In practice, the main alternative is interior-point (aka. barrier) methods which, contrary to the simplex method, are polynomial-time in theory. They are usually (but not always) faster, and their advantage tends to increase for larger instances. The problem is that they are converging numerical algorithms, and with floating-point arithmetic they never quite 100% converge. By contrast, the simplex method is a combinatorial algorithm, and the numerical errors it faces should not accumulate. As a result, good solvers perform "crossover" after interior-point methods, to get a numerically clean optimal solution. Crossover is a combinatorial algorithm, like the simplex method. Unlike the simplex method though, crossover is polynomial-time in theory (strongly so, even). However, here, theory and practice diverge a bit, and crossover implementations are essentially simplified simplex methods. As a result, in my opinion, calling iterior-point + crossover polynomial-time would be a stretch.
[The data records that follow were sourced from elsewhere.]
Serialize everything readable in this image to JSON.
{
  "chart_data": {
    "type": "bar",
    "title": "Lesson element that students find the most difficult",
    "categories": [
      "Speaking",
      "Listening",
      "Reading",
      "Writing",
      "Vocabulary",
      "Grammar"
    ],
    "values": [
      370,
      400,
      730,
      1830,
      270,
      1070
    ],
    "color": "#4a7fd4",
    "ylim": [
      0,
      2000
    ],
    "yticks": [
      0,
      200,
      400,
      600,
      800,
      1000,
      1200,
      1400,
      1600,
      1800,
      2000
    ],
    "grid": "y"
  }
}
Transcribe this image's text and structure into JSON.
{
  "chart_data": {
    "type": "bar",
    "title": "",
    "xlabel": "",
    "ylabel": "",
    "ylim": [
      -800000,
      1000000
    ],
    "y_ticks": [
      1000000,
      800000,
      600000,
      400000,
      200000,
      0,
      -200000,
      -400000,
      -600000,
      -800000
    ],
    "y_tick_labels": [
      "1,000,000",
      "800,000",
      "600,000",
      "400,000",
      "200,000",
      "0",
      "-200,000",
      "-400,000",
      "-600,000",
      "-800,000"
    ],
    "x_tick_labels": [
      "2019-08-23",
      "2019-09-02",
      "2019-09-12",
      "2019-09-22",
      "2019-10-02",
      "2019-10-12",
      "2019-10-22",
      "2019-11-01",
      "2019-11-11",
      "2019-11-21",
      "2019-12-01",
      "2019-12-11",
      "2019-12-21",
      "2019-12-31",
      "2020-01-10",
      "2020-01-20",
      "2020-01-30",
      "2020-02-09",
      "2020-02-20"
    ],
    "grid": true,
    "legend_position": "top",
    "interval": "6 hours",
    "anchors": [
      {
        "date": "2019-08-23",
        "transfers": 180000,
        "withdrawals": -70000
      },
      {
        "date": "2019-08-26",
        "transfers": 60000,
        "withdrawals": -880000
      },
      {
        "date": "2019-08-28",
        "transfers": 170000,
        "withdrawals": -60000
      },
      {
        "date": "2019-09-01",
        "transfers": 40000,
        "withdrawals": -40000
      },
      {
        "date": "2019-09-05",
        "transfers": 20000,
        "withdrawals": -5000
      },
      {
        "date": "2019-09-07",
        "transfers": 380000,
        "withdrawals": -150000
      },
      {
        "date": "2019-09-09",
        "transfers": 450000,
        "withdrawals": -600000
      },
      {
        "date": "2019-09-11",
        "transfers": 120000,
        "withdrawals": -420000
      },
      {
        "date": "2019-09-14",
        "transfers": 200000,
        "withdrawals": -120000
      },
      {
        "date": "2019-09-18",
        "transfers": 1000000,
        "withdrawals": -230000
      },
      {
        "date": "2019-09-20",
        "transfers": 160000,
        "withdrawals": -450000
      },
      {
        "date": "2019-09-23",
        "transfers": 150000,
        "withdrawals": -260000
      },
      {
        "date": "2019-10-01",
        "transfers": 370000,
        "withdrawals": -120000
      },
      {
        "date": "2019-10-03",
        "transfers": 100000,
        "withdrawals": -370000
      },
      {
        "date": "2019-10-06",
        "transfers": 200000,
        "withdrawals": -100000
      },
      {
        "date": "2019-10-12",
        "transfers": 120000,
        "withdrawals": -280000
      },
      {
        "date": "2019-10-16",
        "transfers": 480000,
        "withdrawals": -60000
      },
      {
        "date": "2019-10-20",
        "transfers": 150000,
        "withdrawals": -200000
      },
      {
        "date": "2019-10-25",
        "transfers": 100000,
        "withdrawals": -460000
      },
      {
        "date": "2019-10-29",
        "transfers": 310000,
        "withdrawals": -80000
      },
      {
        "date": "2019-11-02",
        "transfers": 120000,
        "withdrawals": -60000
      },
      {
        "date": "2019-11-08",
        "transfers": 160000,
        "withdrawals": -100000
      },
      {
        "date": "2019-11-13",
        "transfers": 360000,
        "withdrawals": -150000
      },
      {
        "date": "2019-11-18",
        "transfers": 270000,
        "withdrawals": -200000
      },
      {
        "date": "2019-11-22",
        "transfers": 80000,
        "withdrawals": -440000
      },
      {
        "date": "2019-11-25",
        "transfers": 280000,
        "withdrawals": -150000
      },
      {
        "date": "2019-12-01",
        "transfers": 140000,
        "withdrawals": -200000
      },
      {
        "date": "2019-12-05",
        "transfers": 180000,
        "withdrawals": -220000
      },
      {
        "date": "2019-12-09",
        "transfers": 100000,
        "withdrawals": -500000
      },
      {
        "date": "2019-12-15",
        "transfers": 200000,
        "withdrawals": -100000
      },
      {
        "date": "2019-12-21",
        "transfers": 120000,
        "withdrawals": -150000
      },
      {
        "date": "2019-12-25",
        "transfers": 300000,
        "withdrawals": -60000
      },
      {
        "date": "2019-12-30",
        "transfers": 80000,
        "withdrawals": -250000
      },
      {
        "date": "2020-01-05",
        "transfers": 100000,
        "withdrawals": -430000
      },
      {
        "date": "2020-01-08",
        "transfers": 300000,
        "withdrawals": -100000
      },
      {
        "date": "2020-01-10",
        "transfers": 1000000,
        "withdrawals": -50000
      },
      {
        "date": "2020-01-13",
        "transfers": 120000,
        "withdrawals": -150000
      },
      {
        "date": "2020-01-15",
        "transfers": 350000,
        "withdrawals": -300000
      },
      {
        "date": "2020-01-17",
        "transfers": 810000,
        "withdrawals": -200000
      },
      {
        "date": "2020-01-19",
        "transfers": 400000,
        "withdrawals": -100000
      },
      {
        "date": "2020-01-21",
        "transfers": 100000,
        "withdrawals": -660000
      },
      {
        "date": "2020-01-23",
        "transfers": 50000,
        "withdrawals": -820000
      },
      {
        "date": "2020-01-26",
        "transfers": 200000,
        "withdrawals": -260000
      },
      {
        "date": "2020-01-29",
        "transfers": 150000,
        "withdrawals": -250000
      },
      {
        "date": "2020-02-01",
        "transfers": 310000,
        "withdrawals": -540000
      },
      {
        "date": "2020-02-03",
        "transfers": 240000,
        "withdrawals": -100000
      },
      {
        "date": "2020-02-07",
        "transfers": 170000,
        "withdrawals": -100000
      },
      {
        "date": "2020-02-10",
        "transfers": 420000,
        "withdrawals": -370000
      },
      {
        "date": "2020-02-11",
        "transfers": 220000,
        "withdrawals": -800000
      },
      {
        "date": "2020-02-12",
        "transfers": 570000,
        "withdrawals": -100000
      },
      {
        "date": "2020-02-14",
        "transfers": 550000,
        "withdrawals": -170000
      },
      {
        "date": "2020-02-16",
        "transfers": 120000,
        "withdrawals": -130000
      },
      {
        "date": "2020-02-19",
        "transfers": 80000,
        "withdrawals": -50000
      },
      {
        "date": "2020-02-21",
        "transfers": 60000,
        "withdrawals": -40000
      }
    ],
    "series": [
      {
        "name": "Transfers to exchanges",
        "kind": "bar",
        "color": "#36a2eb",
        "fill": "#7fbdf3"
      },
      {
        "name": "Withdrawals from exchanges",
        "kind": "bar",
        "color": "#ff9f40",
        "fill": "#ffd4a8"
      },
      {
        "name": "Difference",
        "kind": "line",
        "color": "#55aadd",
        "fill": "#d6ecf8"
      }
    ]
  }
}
Still, for large problems, we can expect iterior-point + crossover to be faster than the simplex method, by a factor 2x to 10x.

There is also first-order methods, which are getting much attention lately. However, in my experience, you should only use that if you are willing to tolerate huge constraint violations in the solution, and wildly suboptimal solutions. Their main use case is when other solvers need too much RAM to solve your instance.

underanalyzer•10mo ago
Very interesting! Thanks for the reply. I wonder if they tried these other solvers and decided they were either too slow b/c their problems were too small or the answers were too inaccurate
Onavo•10mo ago
The most interesting question is how you scrape the prices. The cloudprovider really need to provide an API.